LONDON: A British man who was jailed after encouraging terror attacks from his parents’ house praised Brenton Tarrant, who committed mass shootings in two mosques in Christchurch in 2019.
White supremacist Michael Nugent, 38, admitted five counts of disseminating terrorist publications, and 11 of possessing information useful to a terrorist.
He organized several messaging groups on Telegram, an app popular with extremists, where people shared terrorist manifestos and explosives manuals.
The court heard how he “honored” right-wing terrorists in his messaging groups, including Tarrant and Norwegian Anders Breivik.
Nugent described Tarrant’s mass murder of 51 Muslims as a “game-changer,” and created a celebration video on the one-year anniversary.
Nugent disseminated Tarrant’s manifesto, published after the massacre, which encouraged others to launch similar attacks. “I understand why Tarrant did what he did,” he wrote on Telegram.
As he was sentenced on Wednesday, Judge Peter Lodder QC told Nugent he had “knowingly encouraged right-wing terrorism.”
Jailing him for three-and-a-half years, Lodder added: “You did not work but spent all of your time at home in your parents’ house, where from your bedroom you developed your online extremist persona.

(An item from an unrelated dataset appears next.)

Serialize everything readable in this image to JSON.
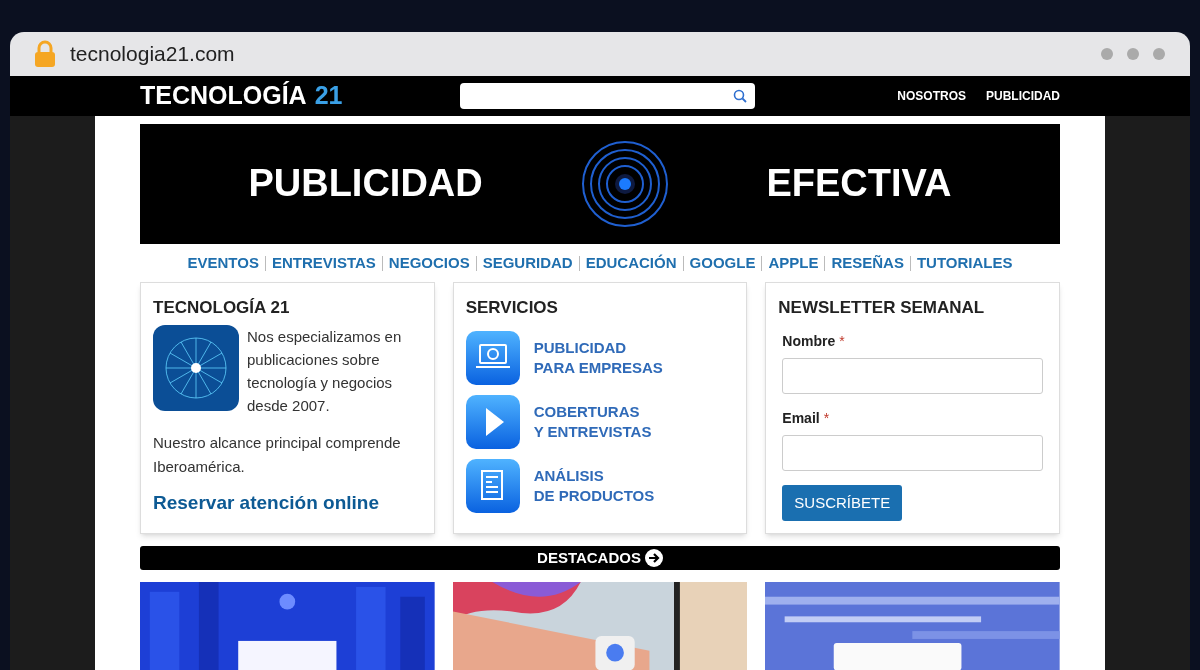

“You posted toxic, offensive material to websites and administered groups which were dedicated to violent racist, antisemitic and neo-Nazi ideology.
“Whatever your mental health at the time, no-one concludes that you weren’t aware of what you were doing.” The court was told that Nugent suffered from psychosis.
He wrote in a diary, seized by police, that he wanted to see ethnic minorities “sent home” and “sterilized.”
One section said: “We are being genocided in our own homes and our own country … Terrorism is the only way out of it.”
Nugent’s lawyer Liam Walker said the defendant “does not recognize the person he was at the time or the views he held.”
Walker said Nugent’s family had described him as a “withdrawn man, agoraphobic in his habits.”
Richard Smith, head of the Metropolitan Police Counter Terrorism Command, said: “This is another case which shows how harmful online extremism is. That is why it is important that anyone who believes that they have a friend or loved one who they think has been radicalized, or is vulnerable, seeks help.”